In the less appearance-based sector, we have Sebastian’s half-sister, Maru, born from Robin’s second marriage. She wishes the two of them were close, but has a happy enough existence making cool gadgets and helping Harvey at the clinic. She’s bright, optimistic, smart and ambitious; maybe she’s a perfect match for a new farmer in town looking for a little love? It’s one of those “earn the attention of the smart-person” scenarios, which I have gone for before, so props there. Would have loved to see some resolution between her and Sebastian, but the end result is still nice.

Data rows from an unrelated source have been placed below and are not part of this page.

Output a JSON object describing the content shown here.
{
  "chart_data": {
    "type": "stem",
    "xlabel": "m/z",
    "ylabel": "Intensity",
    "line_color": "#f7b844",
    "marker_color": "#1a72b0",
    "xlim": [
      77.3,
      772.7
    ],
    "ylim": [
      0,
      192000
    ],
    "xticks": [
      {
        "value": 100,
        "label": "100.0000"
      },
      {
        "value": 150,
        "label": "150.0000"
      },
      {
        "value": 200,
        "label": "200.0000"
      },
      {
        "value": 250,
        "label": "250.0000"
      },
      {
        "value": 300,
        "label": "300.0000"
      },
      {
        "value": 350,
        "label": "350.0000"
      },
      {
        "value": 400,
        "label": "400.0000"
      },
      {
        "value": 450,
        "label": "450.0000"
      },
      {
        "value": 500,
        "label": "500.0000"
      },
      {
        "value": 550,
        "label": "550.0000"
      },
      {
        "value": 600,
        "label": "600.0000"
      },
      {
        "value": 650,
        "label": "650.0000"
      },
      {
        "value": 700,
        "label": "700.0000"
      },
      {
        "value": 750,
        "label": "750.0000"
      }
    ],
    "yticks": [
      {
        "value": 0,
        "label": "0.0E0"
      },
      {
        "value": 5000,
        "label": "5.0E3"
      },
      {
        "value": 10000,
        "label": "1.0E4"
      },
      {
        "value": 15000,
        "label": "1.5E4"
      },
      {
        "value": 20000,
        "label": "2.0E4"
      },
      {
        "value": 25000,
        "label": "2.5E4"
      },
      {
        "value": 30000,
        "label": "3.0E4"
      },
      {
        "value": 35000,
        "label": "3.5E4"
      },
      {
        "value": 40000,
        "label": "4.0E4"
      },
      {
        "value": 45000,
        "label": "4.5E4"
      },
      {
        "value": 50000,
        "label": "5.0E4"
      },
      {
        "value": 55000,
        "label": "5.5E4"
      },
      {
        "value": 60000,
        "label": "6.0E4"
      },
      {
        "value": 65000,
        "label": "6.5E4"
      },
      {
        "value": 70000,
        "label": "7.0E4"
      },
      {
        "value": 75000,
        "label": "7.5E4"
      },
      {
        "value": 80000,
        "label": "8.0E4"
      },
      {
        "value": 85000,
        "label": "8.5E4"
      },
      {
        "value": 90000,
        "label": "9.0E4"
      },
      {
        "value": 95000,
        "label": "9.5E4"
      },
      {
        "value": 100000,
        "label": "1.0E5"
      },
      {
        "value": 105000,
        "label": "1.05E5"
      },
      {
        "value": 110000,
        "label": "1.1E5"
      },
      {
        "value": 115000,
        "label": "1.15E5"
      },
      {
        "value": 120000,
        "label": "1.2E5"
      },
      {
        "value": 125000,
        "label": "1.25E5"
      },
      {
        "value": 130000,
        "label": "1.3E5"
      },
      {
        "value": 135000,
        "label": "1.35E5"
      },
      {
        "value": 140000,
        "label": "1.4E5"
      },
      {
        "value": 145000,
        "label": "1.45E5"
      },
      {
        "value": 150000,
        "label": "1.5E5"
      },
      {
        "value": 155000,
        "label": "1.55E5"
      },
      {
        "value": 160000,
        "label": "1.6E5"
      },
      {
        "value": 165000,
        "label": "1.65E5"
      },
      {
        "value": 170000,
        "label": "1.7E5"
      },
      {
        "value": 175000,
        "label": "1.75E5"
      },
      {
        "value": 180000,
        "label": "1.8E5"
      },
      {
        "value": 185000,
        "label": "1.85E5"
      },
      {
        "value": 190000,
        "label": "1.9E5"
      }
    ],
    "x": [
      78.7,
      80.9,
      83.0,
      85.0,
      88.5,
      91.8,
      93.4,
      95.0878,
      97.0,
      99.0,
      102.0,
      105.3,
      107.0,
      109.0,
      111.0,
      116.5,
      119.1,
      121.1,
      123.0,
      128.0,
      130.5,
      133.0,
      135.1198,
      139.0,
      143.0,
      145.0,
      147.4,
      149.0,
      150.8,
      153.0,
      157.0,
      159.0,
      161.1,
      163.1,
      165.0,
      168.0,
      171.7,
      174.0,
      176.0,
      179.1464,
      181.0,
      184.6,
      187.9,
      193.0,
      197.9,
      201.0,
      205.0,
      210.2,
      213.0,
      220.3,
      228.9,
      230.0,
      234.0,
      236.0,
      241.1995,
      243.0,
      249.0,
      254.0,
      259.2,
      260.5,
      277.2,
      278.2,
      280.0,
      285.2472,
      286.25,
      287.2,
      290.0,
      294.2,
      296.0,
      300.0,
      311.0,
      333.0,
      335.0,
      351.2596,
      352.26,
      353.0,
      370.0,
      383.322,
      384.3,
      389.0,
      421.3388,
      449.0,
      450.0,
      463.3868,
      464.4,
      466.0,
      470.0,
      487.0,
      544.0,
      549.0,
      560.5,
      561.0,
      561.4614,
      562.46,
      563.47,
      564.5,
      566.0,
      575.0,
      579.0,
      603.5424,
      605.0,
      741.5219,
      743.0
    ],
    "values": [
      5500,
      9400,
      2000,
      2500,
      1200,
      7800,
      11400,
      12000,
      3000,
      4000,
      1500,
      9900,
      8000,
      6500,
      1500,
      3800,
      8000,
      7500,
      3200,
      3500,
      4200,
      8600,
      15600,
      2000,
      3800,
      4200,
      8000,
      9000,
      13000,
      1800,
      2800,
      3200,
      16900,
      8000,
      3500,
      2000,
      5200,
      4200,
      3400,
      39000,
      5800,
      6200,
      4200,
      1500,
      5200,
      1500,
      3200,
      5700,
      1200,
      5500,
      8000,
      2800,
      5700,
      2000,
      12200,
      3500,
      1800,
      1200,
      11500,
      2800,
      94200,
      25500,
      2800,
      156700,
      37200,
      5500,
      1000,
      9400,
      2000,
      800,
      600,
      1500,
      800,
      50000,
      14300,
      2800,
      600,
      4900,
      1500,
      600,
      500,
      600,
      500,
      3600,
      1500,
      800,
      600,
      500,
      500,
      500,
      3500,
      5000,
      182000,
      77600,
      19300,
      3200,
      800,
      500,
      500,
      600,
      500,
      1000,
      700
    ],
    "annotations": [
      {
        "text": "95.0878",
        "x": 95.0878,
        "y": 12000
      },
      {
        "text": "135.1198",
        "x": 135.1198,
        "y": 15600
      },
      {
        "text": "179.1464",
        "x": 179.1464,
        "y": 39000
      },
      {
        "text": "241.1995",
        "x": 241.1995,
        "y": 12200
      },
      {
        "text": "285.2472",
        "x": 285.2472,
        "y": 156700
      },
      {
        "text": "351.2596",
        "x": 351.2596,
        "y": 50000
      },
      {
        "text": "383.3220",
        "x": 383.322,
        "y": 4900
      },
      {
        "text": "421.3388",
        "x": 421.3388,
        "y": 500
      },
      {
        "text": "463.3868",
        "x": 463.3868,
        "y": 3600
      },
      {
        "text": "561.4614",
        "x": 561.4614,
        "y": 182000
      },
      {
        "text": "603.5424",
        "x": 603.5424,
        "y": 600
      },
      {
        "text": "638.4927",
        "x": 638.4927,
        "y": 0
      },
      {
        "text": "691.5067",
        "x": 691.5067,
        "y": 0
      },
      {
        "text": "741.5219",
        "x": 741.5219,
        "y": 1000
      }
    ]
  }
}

Meet Cinderella, er, sorta. Penny lives in a tiny trailer with her mother, Pam. Pam is a drinker prone to being cantankerous due to the loss of her job as a bus driver, so she spends her days at the saloon while Penny stays home and does lots of chores. But she also takes time to educate Jas and Vincent, the local kiddies, and has dreams of starting her own big family. She’s our “dream of a housewife” candidate (which is a perfectly fine life-goal) and just as sweet as can be, so I encourage new players to give her a try.
But far from least is Leah, the artist who’s also living as a hermit in the middle of nature. She left the city to become an artist, a sculptor, and she needs someone to give her a little extra boost of confidence. It’s up to the player to encourage her to sell her art in one way or another and maybe win her heart in the process. And, if that isn’t romantic enough for you, you may very well have to deal with the dreaded ex-partner. Leah’s story feels more complete and quite sweet, compared to a few others.
If I have not made it clear how much I love this game, let me make it clear now: I have never played any game in my library as long as I have played Stardew Valley. This game is beautiful, engrossing, and just plain fun for someone like me, and I adore just about every inch of it. If you want an experience you can disappear in, building a farming enterprise from scratch while exploring a very complex group of people, then do yourself a favor and buy this game.